Japanese government bonds (JGBs) wavered on Friday as economic uncertainty clouded prospects for policy changes by the central bank.

The benchmark 10-year JGB yield (JP10YTN=JBTC) was flat at 1.55% after earlier falling 1.5 basis points (bps). The yield was down 5 bps from last week’s close. Yields fall when bond prices rise.

The Bank of Japan on Thursday kept its short-term interest rates steady at 0.5%, but revised up its inflation forecast, a sign that it would stay on its path of gradually raising rates.

The Bank of Japan (BOJ)'s interest rate remained unchanged at at 0.5% on July 31.Thomson ReutersBank of Japan’s policy rate

JGBs fell immediately after the announcement, but then rallied later in the session after comments by BOJ Governor Kazuo Ueda were interpreted as more dovish than the policy statement. Ueda flagged continuing risks to the economic outlook in keeping interest rates steady.

“Governor Ueda was quite cautious, but I still expect the BOJ to hike its policy rate by October 30,” said Koichi Fujishiro, chief economist at Dai-ichi Life Research Institute.

Demand for safety assets was also bolstered with the United States continuing to use the threat of tariffs to pressure trade partners into deals.

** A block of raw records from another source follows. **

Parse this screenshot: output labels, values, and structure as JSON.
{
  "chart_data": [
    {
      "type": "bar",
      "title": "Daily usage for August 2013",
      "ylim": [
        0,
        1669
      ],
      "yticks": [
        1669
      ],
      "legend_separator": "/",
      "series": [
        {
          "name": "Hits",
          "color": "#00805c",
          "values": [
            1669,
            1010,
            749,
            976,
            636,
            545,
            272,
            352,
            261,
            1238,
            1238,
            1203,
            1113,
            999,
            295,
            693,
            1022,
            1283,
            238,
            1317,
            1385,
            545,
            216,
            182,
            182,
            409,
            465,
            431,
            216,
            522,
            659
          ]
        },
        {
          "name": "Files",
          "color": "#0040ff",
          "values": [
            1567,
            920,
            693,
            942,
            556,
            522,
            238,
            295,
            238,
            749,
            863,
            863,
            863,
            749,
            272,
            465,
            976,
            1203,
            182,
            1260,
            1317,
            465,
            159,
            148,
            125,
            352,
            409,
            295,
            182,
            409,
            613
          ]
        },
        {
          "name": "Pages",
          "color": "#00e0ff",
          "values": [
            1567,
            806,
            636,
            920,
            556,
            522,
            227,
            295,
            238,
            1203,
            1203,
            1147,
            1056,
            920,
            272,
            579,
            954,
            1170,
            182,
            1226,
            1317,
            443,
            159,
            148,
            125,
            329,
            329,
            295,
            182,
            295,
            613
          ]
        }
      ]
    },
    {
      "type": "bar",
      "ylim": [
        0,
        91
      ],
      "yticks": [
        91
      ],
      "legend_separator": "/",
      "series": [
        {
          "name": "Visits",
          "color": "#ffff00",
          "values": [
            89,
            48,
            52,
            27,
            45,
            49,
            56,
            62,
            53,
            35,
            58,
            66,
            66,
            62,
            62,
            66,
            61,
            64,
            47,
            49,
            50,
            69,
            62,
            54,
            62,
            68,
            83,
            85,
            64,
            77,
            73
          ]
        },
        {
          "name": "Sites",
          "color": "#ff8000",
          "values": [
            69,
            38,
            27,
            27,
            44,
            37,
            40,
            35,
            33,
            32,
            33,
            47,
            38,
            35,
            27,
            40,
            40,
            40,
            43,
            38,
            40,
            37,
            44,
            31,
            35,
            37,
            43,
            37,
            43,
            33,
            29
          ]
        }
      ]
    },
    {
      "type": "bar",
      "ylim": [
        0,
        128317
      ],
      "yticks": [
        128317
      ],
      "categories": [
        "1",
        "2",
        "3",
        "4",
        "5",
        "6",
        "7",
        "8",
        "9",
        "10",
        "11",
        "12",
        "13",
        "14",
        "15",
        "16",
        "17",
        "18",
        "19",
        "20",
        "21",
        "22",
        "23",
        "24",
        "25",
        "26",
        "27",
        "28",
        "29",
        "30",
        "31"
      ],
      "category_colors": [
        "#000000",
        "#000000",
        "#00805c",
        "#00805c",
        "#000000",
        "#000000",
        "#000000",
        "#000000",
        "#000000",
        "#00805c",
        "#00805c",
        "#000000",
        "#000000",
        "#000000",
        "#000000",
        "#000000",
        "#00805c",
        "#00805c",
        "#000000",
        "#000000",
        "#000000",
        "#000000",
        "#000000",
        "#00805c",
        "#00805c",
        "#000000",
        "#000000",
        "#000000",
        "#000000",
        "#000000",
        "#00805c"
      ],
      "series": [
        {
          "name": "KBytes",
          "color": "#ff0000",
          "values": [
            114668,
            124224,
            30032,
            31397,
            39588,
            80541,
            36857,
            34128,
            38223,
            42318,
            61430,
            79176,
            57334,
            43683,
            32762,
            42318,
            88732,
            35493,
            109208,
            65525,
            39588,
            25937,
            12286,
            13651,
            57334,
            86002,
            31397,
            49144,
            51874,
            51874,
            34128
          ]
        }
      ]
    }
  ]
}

Shortly before Asian markets opened, U.S. President Donald Trump slapped dozens of countries with steep tariffs.

The BOJ said in its quarterly report that uncertainty over the impact of U.S. trade policy “remains high” – a less pessimistic view than in May when it said uncertainty was “extremely high.”

Japan’s long-dated JGB yields remain near record peaks after the ruling coalition lost its majority in upper house elections last month. Opposition parties advocating debt-funded tax cuts have strengthened, adding pressure on fiscally conservative Prime Minister Shigeru Ishiba to step aside.

The 20-year yield (JP20YTN=JBTC) rose 1 bp to 2.55%. The two-year yield (JP2YTN=JBTC) fell 1 bp to 0.81%, while the five-year yield (JP5YTN=JBTC) fell 1 bp to 1.080%.